TL;DR Offloading Guix builds to a LAN ThinkPad, then serving the substitutes from a static file host.
This post on ultrarare.space inspired me to revise my PantherX Channel build setup. I already had a dedicated box at Hetzner doing the job, but a ThinkPad X1 was sitting idle on my desk — so I moved builds to the ThinkPad and kept a small VPS just for serving files.
Here’s the rough shape of it.
The architecture
Two boxes:
- ThinkPad X1 Carbon (i7-8565U, 16GB). An old laptop I had sitting around. Runs Cuirass and
guix-publish. Builds packages, signs them, keeps them in a local cache. - A VPS running nginx in Docker. Static file host. Doesn’t know anything about Guix.
The ThinkPad builds, signs, and rsyncs the cache to the VPS on a schedule. The VPS serves .narinfo and .nar files over HTTPS. Clients point their --substitute-urls at the VPS and get binaries instead of building from source.
The nice thing: If the ThinkPad dies, the last good cache keeps serving.
The build side
Cuirass does the actual building:
(service cuirass-service-type
(cuirass-configuration
(specifications %cuirass-specs)
(host "0.0.0.0")
(fallback? #t)))
(service guix-publish-service-type
(guix-publish-configuration
(host "127.0.0.1")
(port 3000)
(compression '(("zstd" 19)))
(cache "/var/cache/publish")
(ttl (* 90 24 3600))))
The lazy-cache gotcha
guix-publish is lazy. It doesn’t pre-generate .narinfo and .nar files for every store item — it waits for someone to ask. That’s fine when clients hit it directly, but if you’re rsyncing the cache to another host, you need the files to actually exist first.

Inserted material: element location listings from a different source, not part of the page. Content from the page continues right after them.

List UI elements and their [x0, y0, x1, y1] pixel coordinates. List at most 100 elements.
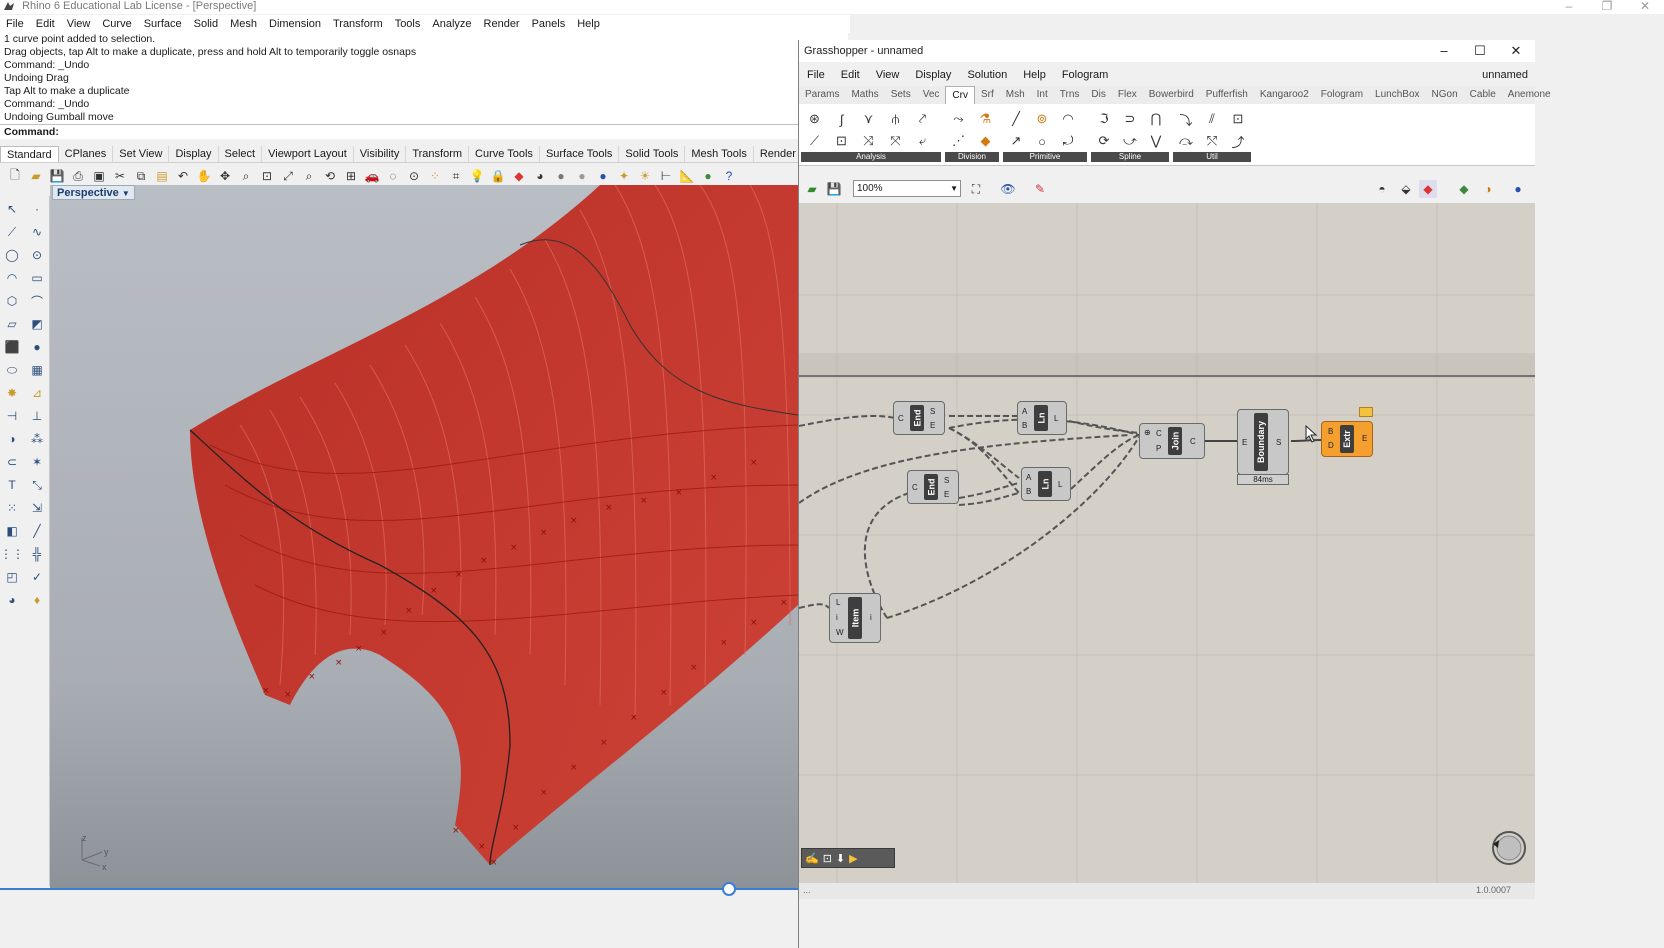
output-port[interactable]: E [1362, 434, 1367, 443]
history-icon[interactable]: ⊙ [405, 167, 423, 185]
dimension-tool-icon[interactable]: ⊿ [27, 384, 47, 402]
tab-set-view[interactable]: Set View [113, 146, 170, 162]
line-sdl-icon[interactable]: ╱ [1007, 110, 1025, 128]
tab-standard[interactable]: Standard [0, 146, 59, 162]
shaded-sphere-icon[interactable]: ● [552, 167, 570, 185]
input-port[interactable]: A [1026, 473, 1031, 482]
help-icon[interactable]: ? [720, 167, 738, 185]
group-widget-icon[interactable]: ⊡ [823, 852, 832, 865]
gh-save-icon[interactable]: 💾 [825, 180, 843, 198]
command-prompt[interactable]: Command: [0, 124, 848, 139]
gh-menu-solution[interactable]: Solution [959, 66, 1015, 84]
render-icon[interactable]: ◕ [2, 591, 22, 609]
input-port[interactable]: B [1328, 427, 1333, 436]
menu-analyze[interactable]: Analyze [426, 15, 477, 33]
join-icon[interactable]: ⊂ [2, 453, 22, 471]
output-port[interactable]: L [1058, 480, 1062, 489]
four-views-icon[interactable]: ⊞ [342, 167, 360, 185]
curve-perp-frame-icon[interactable]: ⤧ [887, 132, 905, 150]
lock-icon[interactable]: 🔒 [489, 167, 507, 185]
contour-icon[interactable]: ⚗ [977, 110, 995, 128]
preview-eye-icon[interactable]: 👁 [999, 180, 1017, 198]
circle-cnr-icon[interactable]: ⊚ [1033, 110, 1051, 128]
gh-menu-help[interactable]: Help [1015, 66, 1054, 84]
gh-line-component[interactable]: A B Ln L [1017, 401, 1067, 435]
menu-surface[interactable]: Surface [138, 15, 188, 33]
copy-icon[interactable]: ⧉ [132, 167, 150, 185]
menu-solid[interactable]: Solid [188, 15, 224, 33]
color-wheel-icon[interactable]: ◕ [531, 167, 549, 185]
input-port[interactable]: A [1022, 407, 1027, 416]
input-port[interactable]: P [1156, 444, 1161, 453]
gh-tab-fologram[interactable]: Fologram [1315, 86, 1369, 104]
polygon-icon[interactable]: ⬡ [2, 292, 22, 310]
gh-menu-file[interactable]: File [799, 66, 833, 84]
curve-length-icon[interactable]: ⟋ [806, 132, 824, 150]
viewport-dropdown-icon[interactable]: ▼ [122, 189, 130, 198]
curve-end-points-icon[interactable]: ⤤ [914, 110, 932, 128]
curve-control-points-icon[interactable]: ⊡ [833, 132, 851, 150]
output-port[interactable]: i [870, 613, 872, 622]
tab-solid-tools[interactable]: Solid Tools [619, 146, 686, 162]
boolean-icon[interactable]: ◑ [2, 430, 22, 448]
properties-icon[interactable]: ▣ [90, 167, 108, 185]
tab-display[interactable]: Display [169, 146, 219, 162]
tab-select[interactable]: Select [219, 146, 263, 162]
check-icon[interactable]: ✓ [27, 568, 47, 586]
gh-tab-flex[interactable]: Flex [1112, 86, 1143, 104]
gh-tab-anemone[interactable]: Anemone [1502, 86, 1557, 104]
flip-curve-icon[interactable]: ⤲ [1203, 132, 1221, 150]
curve-frames-icon[interactable]: ⫛ [887, 110, 905, 128]
osnap-icon[interactable]: ◌ [384, 167, 402, 185]
save-icon[interactable]: 💾 [48, 167, 66, 185]
gh-minimize-icon[interactable]: – [1426, 40, 1462, 62]
gh-tab-ngon[interactable]: NGon [1426, 86, 1464, 104]
divide-length-icon[interactable]: ⋰ [950, 132, 968, 150]
move-icon[interactable]: T [2, 476, 22, 494]
tab-transform[interactable]: Transform [406, 146, 470, 162]
move-view-icon[interactable]: ✥ [216, 167, 234, 185]
gh-end-points-component[interactable]: C End S E [893, 401, 945, 435]
menu-tools[interactable]: Tools [389, 15, 427, 33]
shatter-icon[interactable]: ◆ [977, 132, 995, 150]
zoom-selected-icon[interactable]: ⌕ [300, 167, 318, 185]
menu-mesh[interactable]: Mesh [224, 15, 263, 33]
gh-tab-bowerbird[interactable]: Bowerbird [1143, 86, 1200, 104]
preview-off-icon[interactable]: ◓ [1373, 180, 1391, 198]
input-port[interactable]: C [898, 414, 904, 423]
mesh-icon[interactable]: ▦ [27, 361, 47, 379]
gh-open-icon[interactable]: ▰ [803, 180, 821, 198]
fillet-icon[interactable]: ⌒ [27, 292, 47, 310]
arc-icon[interactable]: ◠ [1059, 110, 1077, 128]
tab-surface-tools[interactable]: Surface Tools [540, 146, 620, 162]
tab-curve-tools[interactable]: Curve Tools [469, 146, 540, 162]
print-icon[interactable]: ⎙ [69, 167, 87, 185]
points-icon[interactable]: ✦ [615, 167, 633, 185]
timeline-handle[interactable] [722, 882, 736, 896]
paste-icon[interactable]: ▤ [153, 167, 171, 185]
gh-tab-int[interactable]: Int [1031, 86, 1054, 104]
select-points-icon[interactable]: ⁘ [426, 167, 444, 185]
arc-icon[interactable]: ◠ [2, 269, 22, 287]
menu-edit[interactable]: Edit [30, 15, 61, 33]
input-port[interactable]: L [836, 598, 840, 607]
gh-close-icon[interactable]: ✕ [1498, 40, 1534, 62]
rectangle-icon[interactable]: ▭ [27, 269, 47, 287]
polyline-icon[interactable]: ⟋ [2, 223, 22, 241]
gh-menu-fologram[interactable]: Fologram [1054, 66, 1116, 84]
tab-cplanes[interactable]: CPlanes [59, 146, 114, 162]
output-port[interactable]: C [1190, 437, 1196, 446]
line-icon[interactable]: ╱ [27, 522, 47, 540]
menu-transform[interactable]: Transform [327, 15, 389, 33]
gh-join-curves-component[interactable]: ⊕ C P Join C [1139, 423, 1205, 459]
gh-tab-maths[interactable]: Maths [845, 86, 884, 104]
viewport-title[interactable]: Perspective ▼ [52, 185, 135, 200]
circle-icon[interactable]: ◯ [2, 246, 22, 264]
globe-icon[interactable]: ● [699, 167, 717, 185]
preview-shaded-icon[interactable]: ◆ [1419, 180, 1437, 198]
explode-icon[interactable]: ⫽ [1203, 110, 1221, 128]
split-icon[interactable]: ⊥ [27, 407, 47, 425]
gh-tab-vec[interactable]: Vec [917, 86, 946, 104]
solid-tools-icon[interactable]: ◧ [2, 522, 22, 540]
project-icon[interactable]: ⤴ [1229, 132, 1247, 150]
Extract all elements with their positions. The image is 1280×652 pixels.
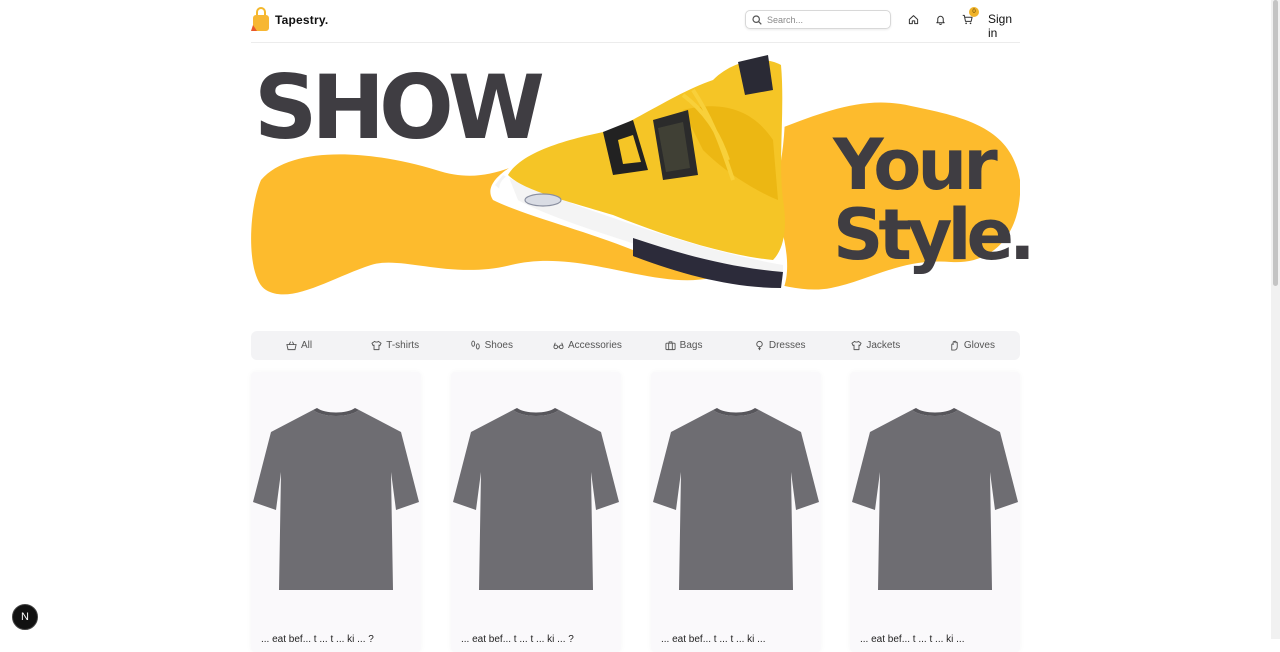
category-label: Accessories — [567, 340, 622, 351]
category-label: Shoes — [484, 340, 513, 351]
search-icon — [752, 14, 762, 25]
grey-tshirt-image — [453, 408, 619, 590]
grey-tshirt-image — [852, 408, 1018, 590]
jacket-icon — [851, 340, 862, 351]
product-card[interactable]: ... eat bef... t ... t ... ki ... ? — [451, 372, 621, 652]
tshirt-icon — [371, 340, 382, 351]
category-jackets[interactable]: Jackets — [828, 331, 924, 360]
dress-icon — [754, 340, 765, 351]
logo[interactable]: Tapestry. — [251, 7, 328, 33]
hero-banner: SHOW Your Style. — [251, 50, 1036, 300]
page-scrollbar[interactable] — [1271, 0, 1280, 639]
product-title[interactable]: ... eat bef... t ... t ... ki ... ? — [261, 634, 374, 645]
category-bags[interactable]: Bags — [636, 331, 732, 360]
product-card[interactable]: ... eat bef... t ... t ... ki ... — [850, 372, 1020, 652]
category-label: Gloves — [963, 340, 995, 351]
category-all[interactable]: All — [251, 331, 347, 360]
product-title[interactable]: ... eat bef... t ... t ... ki ... ? — [461, 634, 574, 645]
category-accessories[interactable]: Accessories — [539, 331, 635, 360]
category-gloves[interactable]: Gloves — [924, 331, 1020, 360]
shopping-bag-logo-icon — [251, 7, 269, 31]
hero-your-text: Your — [833, 124, 998, 206]
header: Tapestry. 0 Sign in — [251, 0, 1020, 43]
brand-name: Tapestry. — [275, 13, 329, 27]
product-title[interactable]: ... eat bef... t ... t ... ki ... — [661, 634, 765, 645]
hero-style-text: Style. — [833, 194, 1036, 276]
scrollbar-thumb[interactable] — [1273, 0, 1278, 286]
product-card[interactable]: ... eat bef... t ... t ... ki ... — [651, 372, 821, 652]
home-icon[interactable] — [906, 12, 920, 26]
category-bar: All T-shirts Shoes Accessories Bags Dres… — [251, 331, 1020, 360]
cart-count-badge: 0 — [969, 7, 979, 17]
search-box[interactable] — [745, 10, 891, 29]
glasses-icon — [553, 340, 564, 351]
basket-icon — [286, 340, 297, 351]
category-label: Jackets — [866, 340, 901, 351]
page: Tapestry. 0 Sign in SHOW — [251, 0, 1036, 652]
yellow-sneaker-image — [490, 55, 788, 290]
category-label: Dresses — [768, 340, 806, 351]
grey-tshirt-image — [653, 408, 819, 590]
glove-icon — [949, 340, 960, 351]
nextjs-dev-badge[interactable]: N — [12, 604, 38, 630]
briefcase-icon — [665, 340, 676, 351]
category-dresses[interactable]: Dresses — [732, 331, 828, 360]
category-label: All — [301, 340, 313, 351]
product-title[interactable]: ... eat bef... t ... t ... ki ... — [860, 634, 964, 645]
category-label: Bags — [679, 340, 703, 351]
product-card[interactable]: ... eat bef... t ... t ... ki ... ? — [251, 372, 421, 652]
signin-link[interactable]: Sign in — [988, 12, 1020, 40]
search-input[interactable] — [767, 14, 877, 25]
grey-tshirt-image — [253, 408, 419, 590]
bell-icon[interactable] — [933, 12, 947, 26]
category-label: T-shirts — [386, 340, 420, 351]
category-tshirts[interactable]: T-shirts — [347, 331, 443, 360]
category-shoes[interactable]: Shoes — [443, 331, 539, 360]
footprints-icon — [470, 340, 481, 351]
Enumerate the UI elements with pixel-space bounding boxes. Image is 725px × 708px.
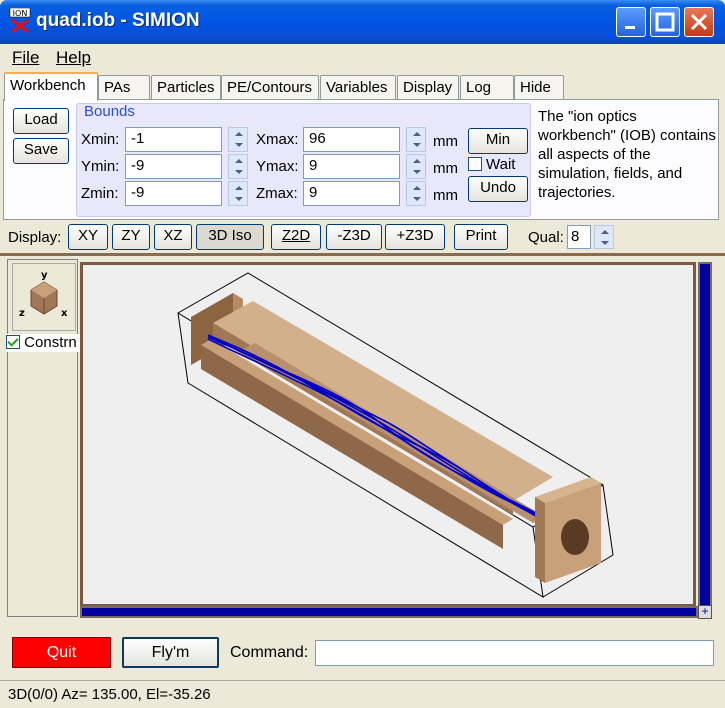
view-zy-button[interactable]: ZY (112, 224, 150, 250)
ymax-label: Ymax: (256, 158, 299, 175)
minimize-icon (625, 26, 635, 29)
ymin-field[interactable]: -9 (125, 154, 222, 179)
xmin-field[interactable]: -1 (125, 127, 222, 152)
qual-label: Qual: (528, 229, 564, 246)
command-input[interactable] (315, 640, 714, 666)
window-title: quad.iob - SIMION (36, 10, 200, 31)
tab-particles[interactable]: Particles (151, 75, 221, 100)
xmax-field[interactable]: 96 (303, 127, 400, 152)
constrain-checkbox[interactable]: Constrn (6, 334, 80, 352)
minus-z3d-button[interactable]: -Z3D (326, 224, 382, 250)
close-button[interactable] (684, 7, 714, 37)
tab-variables[interactable]: Variables (320, 75, 396, 100)
tab-display[interactable]: Display (397, 75, 459, 100)
wait-checkbox[interactable] (468, 157, 482, 171)
xmin-label: Xmin: (81, 131, 120, 148)
menu-help-label: Help (56, 48, 91, 67)
view-xz-button[interactable]: XZ (154, 224, 192, 250)
save-button[interactable]: Save (13, 138, 69, 164)
tab-pe-contours[interactable]: PE/Contours (221, 75, 319, 100)
horizontal-scrollbar[interactable] (80, 606, 698, 618)
status-bar: 3D(0/0) Az= 135.00, El=-35.26 (0, 680, 725, 708)
undo-button[interactable]: Undo (468, 176, 528, 202)
tab-log[interactable]: Log (460, 75, 514, 100)
tab-hide[interactable]: Hide (514, 75, 564, 100)
toolbar-divider (0, 253, 725, 256)
minimize-button[interactable] (616, 7, 646, 37)
plus-z3d-button[interactable]: +Z3D (385, 224, 445, 250)
menu-file[interactable]: File (12, 48, 39, 68)
min-button[interactable]: Min (468, 128, 528, 154)
z2d-button[interactable]: Z2D (271, 224, 321, 250)
command-label: Command: (230, 644, 309, 661)
wait-label: Wait (486, 156, 516, 173)
axes-icon: y z x (19, 270, 68, 319)
zmin-field[interactable]: -9 (125, 181, 222, 206)
resize-grip-icon[interactable]: + (698, 605, 712, 619)
qual-spinner[interactable] (594, 225, 614, 249)
constrain-label: Constrn (24, 334, 77, 351)
menu-help[interactable]: Help (56, 48, 91, 68)
print-button[interactable]: Print (454, 224, 508, 250)
display-label: Display: (8, 229, 62, 246)
xmax-label: Xmax: (256, 131, 299, 148)
axis-z-label: z (19, 308, 25, 319)
3d-view-canvas[interactable] (80, 262, 696, 607)
orientation-axes-widget[interactable]: y z x (12, 263, 76, 331)
flym-button[interactable]: Fly'm (122, 637, 219, 668)
axis-y-label: y (41, 270, 48, 281)
xmax-unit: mm (433, 133, 458, 150)
load-button[interactable]: Load (13, 108, 69, 134)
maximize-button[interactable] (650, 7, 680, 37)
xmin-spinner[interactable] (228, 127, 248, 152)
tab-workbench[interactable]: Workbench (4, 72, 98, 101)
zmax-label: Zmax: (256, 185, 298, 202)
qual-field[interactable]: 8 (567, 225, 591, 249)
ymin-spinner[interactable] (228, 154, 248, 179)
quadrupole-3d-render (177, 272, 614, 598)
simion-app-icon: ION (8, 7, 32, 34)
app-icon-text: ION (13, 9, 28, 18)
zmin-spinner[interactable] (228, 181, 248, 206)
ymax-field[interactable]: 9 (303, 154, 400, 179)
vertical-scrollbar[interactable] (698, 262, 712, 607)
axis-x-label: x (61, 308, 68, 319)
tab-pas[interactable]: PAs (98, 75, 150, 100)
close-icon (690, 13, 708, 31)
workbench-description: The "ion optics workbench" (IOB) contain… (538, 108, 716, 201)
ymin-label: Ymin: (81, 158, 120, 175)
constrain-check-icon (6, 335, 20, 349)
ymax-spinner[interactable] (406, 154, 426, 179)
quit-button[interactable]: Quit (12, 637, 111, 668)
zmax-field[interactable]: 9 (303, 181, 400, 206)
zmax-spinner[interactable] (406, 181, 426, 206)
zmin-label: Zmin: (81, 185, 119, 202)
maximize-icon (655, 12, 675, 32)
ymax-unit: mm (433, 160, 458, 177)
view-3d-iso-button[interactable]: 3D Iso (196, 224, 264, 250)
bounds-title: Bounds (84, 103, 135, 120)
view-xy-button[interactable]: XY (68, 224, 108, 250)
menu-file-label: File (12, 48, 40, 67)
zmax-unit: mm (433, 187, 458, 204)
xmax-spinner[interactable] (406, 127, 426, 152)
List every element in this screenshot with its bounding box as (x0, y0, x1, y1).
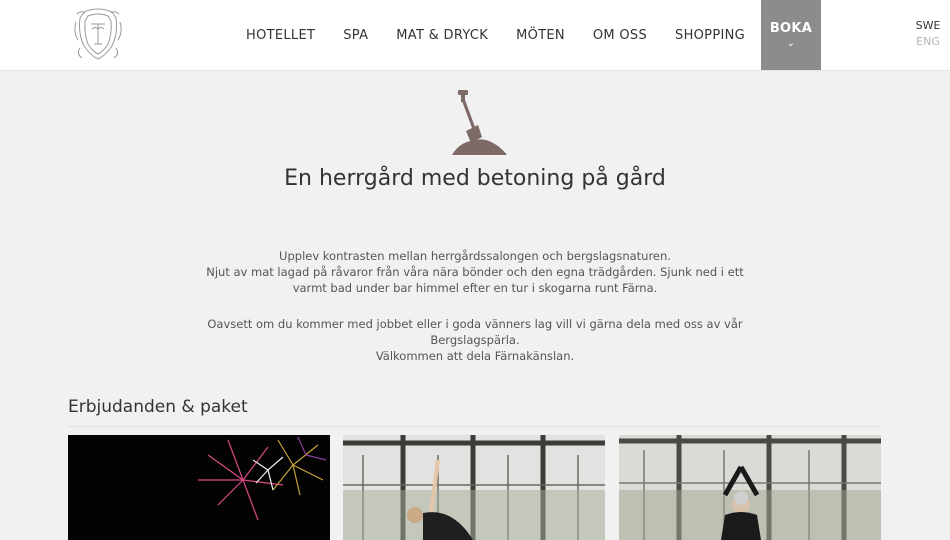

The fix is a small warmup script that runs on cron. It walks the list of packages, asks guix build --no-substitutes for their store paths (which is instant if they’re already built), and then fires an HTTP request at localhost:3000/<hash>.narinfo for each one. That’s what triggers guix-publish to materialize the files on disk.
(http-get (string-append "http://localhost:3000/"
hash ".narinfo"))
After the warmup, a second cron job runs rsync to push /var/cache/publish/ to the VPS. Nothing fancy.
First-time signing key
Before any of this works, generate the signing key on the build machine:
sudo guix archive --generate-key
The public key goes into the cache directory so clients can fetch it from /signing-key.pub later.
The serving side
The VPS is about as minimal as it gets — nginx in Docker, a directory of static files, and four location blocks:
server {
listen 80;
server_name _;
root /usr/share/nginx/html;
autoindex off;
location ~ \.narinfo$ {
try_files $uri =404;
add_header Cache-Control "public, max-age=3600";
}
location /nar/ {
try_files $uri =404;
add_header Cache-Control "public, max-age=86400";
}
location = /signing-key.pub { try_files $uri =404; }
location = /nix-cache-info { try_files $uri =404; }
location / { return 404; }
}
That’s it. No PHP, no database, no Guix. narinfo files get a short cache (they’re small and change often), .nar archives get a longer one (large and immutable once published).
HAProxy in front handles TLS and routes substitutes.guix.gofranz.com to the container.
Using the substitutes
The substitutes live at https://substitutes.guix.gofranz.com and cover the PantherX channel packages — stuff like zed, claude-code, tidal-hifi, slack-desktop, mullvad-vpn-desktop, gh, broot, and others.
To use them, authorize the signing key and add the URL to your substitute list. The public key:
(public-key
(ecc
(curve Ed25519)
(q #0096373009D945F86C75DFE96FC2D21E2F82BA8264CB69180AA4F9D3C45BAA47#)
)
)
On a Guix System machine, that means adding the URL and key to your guix-service-type configuration. For an ad-hoc run:
guix archive --authorize < signing-key.pub
guix build <package> \
--substitute-urls="https://substitutes.guix.gofranz.com https://ci.guix.gnu.org"
Keep the upstream Guix CI in the list — my server only covers the PantherX additions.
Is the ThinkPad enough?
For PantherX packages specifically — yes. The i7-8565U isn’t fast, but it doesn’t need to be. Most of these packages are either pulling pre-built binaries (Electron apps, Rust releases) or compiling modest Rust/Go/Node codebases. A full rebuild of everything in the spec file finishes overnight, and incremental builds after a channel update are usually done in under an hour.
Caveats
- GC is conservative.
guix gc --free-space=20Gweekly. - It’s a laptop. I set
handle-lid-switch 'ignorein elogind so closing the lid doesn’t kill the build. - The warmup script is a workaround. There’s probably a cleaner way to eagerly populate
guix-publish’s cache, but I haven’t found it yet. If you know one, I’d love to hear.